Iowa sues TikTok alleging parents misled about improper content - MilectoIowa sues TikTok alleging parents misled about improper content - Milecto

Brenna Bird, the attorney general of Iowa, sued TikTok on Wednesday, saying that the famous video-focused social media site lied to parents about their kids’ exposure to inappropriate material. In a case brought in Polk County state court, Bird said that TikTok and its Chinese parent company, ByteDance, lied about how much drug, naked, drunk, and sexy material was on their website.
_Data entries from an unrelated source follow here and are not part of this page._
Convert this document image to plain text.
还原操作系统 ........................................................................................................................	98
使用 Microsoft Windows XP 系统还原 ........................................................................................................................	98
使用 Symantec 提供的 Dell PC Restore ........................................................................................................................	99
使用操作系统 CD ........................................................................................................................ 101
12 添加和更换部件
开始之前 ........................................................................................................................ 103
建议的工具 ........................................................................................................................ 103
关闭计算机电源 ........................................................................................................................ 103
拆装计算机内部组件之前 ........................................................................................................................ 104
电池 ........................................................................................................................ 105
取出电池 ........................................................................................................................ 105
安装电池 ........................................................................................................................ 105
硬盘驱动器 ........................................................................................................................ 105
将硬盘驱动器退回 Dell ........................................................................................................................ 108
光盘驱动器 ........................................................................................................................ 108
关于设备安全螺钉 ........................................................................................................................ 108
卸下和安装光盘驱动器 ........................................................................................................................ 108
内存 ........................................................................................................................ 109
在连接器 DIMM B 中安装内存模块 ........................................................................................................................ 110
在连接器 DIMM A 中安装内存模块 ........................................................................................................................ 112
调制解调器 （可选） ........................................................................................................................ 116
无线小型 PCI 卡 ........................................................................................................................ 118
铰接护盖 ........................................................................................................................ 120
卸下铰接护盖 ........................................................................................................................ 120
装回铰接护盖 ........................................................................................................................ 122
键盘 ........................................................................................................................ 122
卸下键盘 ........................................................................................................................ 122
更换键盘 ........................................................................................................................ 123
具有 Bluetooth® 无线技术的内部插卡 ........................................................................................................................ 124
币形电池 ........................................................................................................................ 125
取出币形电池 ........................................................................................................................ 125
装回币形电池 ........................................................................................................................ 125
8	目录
Bird, the Republican attorney general of Iowa, said he was worried that TikTok has stopped parents from knowing about the inappropriate material their kids may see. She stressed how important it was to bring attention to the fact that TikTok is said to expose young children to graphic content like sexual content, self-harm, and illegal drug use. Due to concerns about customer scams, Iowa wants financial fines and a court order to stop ByteDance-owned TikTok from doing dishonest things. In reaction, TikTok said it was committed to the safety of its young users and pointed out that it had the best safety measures in the business, including parental controls and time limits for users under 18. The platform promises to deal with problems in the business and put the safety of the community first.

A case was recently made against TikTok in Iowa. This is part of a larger trend; other states, like Arkansas and Utah, have also sued the social media site. This comes as governments around the world put more and more pressure on social media companies to make sure kids are safer from possibly dangerous material. In November, a judge in Indiana threw out a similar case, but reviews are still going on in other states.

Also, on January 2, Montana said it would be appealing a U.S. judge’s ruling from November that stopped the state’s one-of-a-kind ban on TikTok use. This court situation shows how TikTok and other platforms are being looked at more closely and how hard it is for them to deal with worries about content safety, especially for younger users.

Montana had planned to ban TikTok starting on January 1, but on November 30, U.S. District Judge Donald Molloy issued a preliminary order, which slowed down their plans. She said that Montana’s law “violates the Constitution in more ways than one” and “exceeds state authority.” Judge Molloy was worried about this. In a similar matter, Shou Zi Chew, CEO of TikTok, is set to appear before the U.S. Senate Judiciary Committee on January 31 with other CEOs of social media companies to talk about online child sexual abuse.